Some may call that propaganda, but that is true only when it is used incorrectly. This film tells a stirring story of hard choices, and asks us that one essential question: Is Western Civilization worth fighting for? The trappings are for show, and remembrance of glorious deeds.

These were men, my friends.


Anonymous said...

I take it from your words get the "big W"!

srb said...

The history channel just did a nice production called "Last Stand of the 300". Haven't seen the Hollywood version yet, but I enjoyed what the History Channel offered. As a side note, it seems like it should have been called the Last Stand of the 1300. Sounds like the 1000 Thespians that stayed and stood with the Spartans should be given credit for their bravery.

The History channel also gave an explanation of why the Persians came to Greece. I assume it was historically accurate. But I did not find it dry. It was inspirational. Very cool. The actual history is amazing. Why muck with it?

Anonymous said...

I like Thespians...

or is that Lesbians?

jrf said...


Yes, there were small contingents from other Greek city-states fighting alongside the Spartans. If my memory serves me correctly, the Thespians and Thebans were the largest of these. The Spartans get all the credit because the others probably would've run much earlier if the Spartans hadn't stiffened their resolve. Also, and again, this is from memory, it was only the Spartans who stayed until the third day. The rest were sent to conserve the forces for a more decisive battle and to warn the rest of Greece.

As an old double major in History and English Lit, I appreciate your point about jazzing up history. I think it is best when history and storytelling are equally served. But I'm also not sure that it is always necessary to serve both masters equally.

History is concerned with the facts. And it doesn't take long to realize that history, being a record of the messy real lives human beings live, isn't always a clear narrative. Sometimes people do inexplicable things. Sometimes threads are left hanging. And very often, there is an excellent record of actions, but little trace of motivations. We know -- for example -- what Oskar Schindler did, but we have only the barest glimpse into his mind about why he saved his Jewish workers.

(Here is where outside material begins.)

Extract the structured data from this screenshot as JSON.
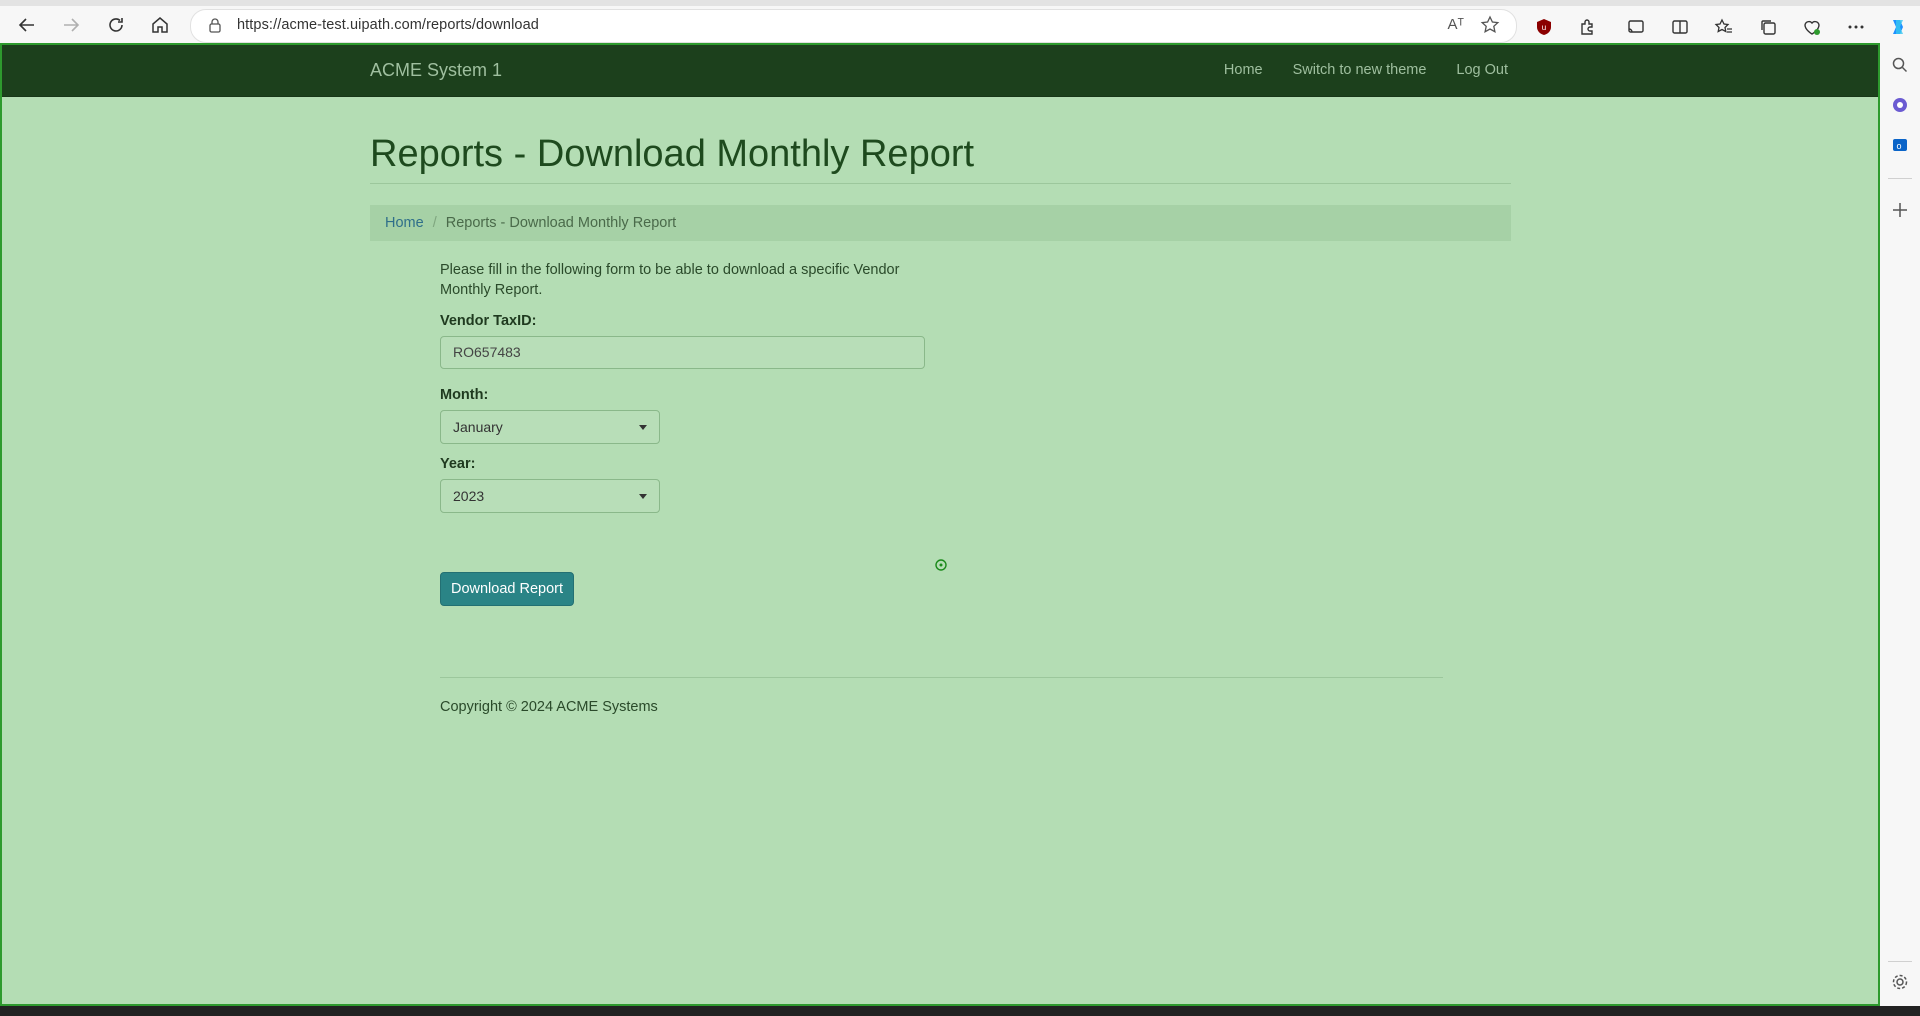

Thus, we have literature, a medium that seeks to impose order onto the messiness of real life. It can speculate about motivations. It can tidy up little inconsistencies. It can ignore troublesome facts. Some see this as a problem. On the other hand, it allows an author to explore the emotional content of an event far more freely. The author can focus on themes that matter most to him. We can all experience the poetry of an event.

So, I've mellowed over the years about how close a story is to the real events. It's true that 300 is not the historical series of events. In it's own brutal way, it is a poetic version of the battle. But it has brought this dramatic event to thousands of new people who otherwise would've never known about Thermopylae in particular, or the endless nature of the clash of East and West through the centuries. And it carries on Leonidas' last command to his people (and Western Civilization): "Remember us."

Stories don't change history. If the movie sparks someone's interest in learning more, that's for the better. I've already recommended a couple of books on the Spartans to a young co-worker. Not surprisingly, he chose to read another fictionalized account of the battle titled Gates of Fire, by Steven Pressfield. I can vouch that the author hews much closer to the actual historical record than Frank Miller did. Gates of Fire is on several curriculum reading lists at the college level -- and it is on the recommended reading list for the Marine Corps.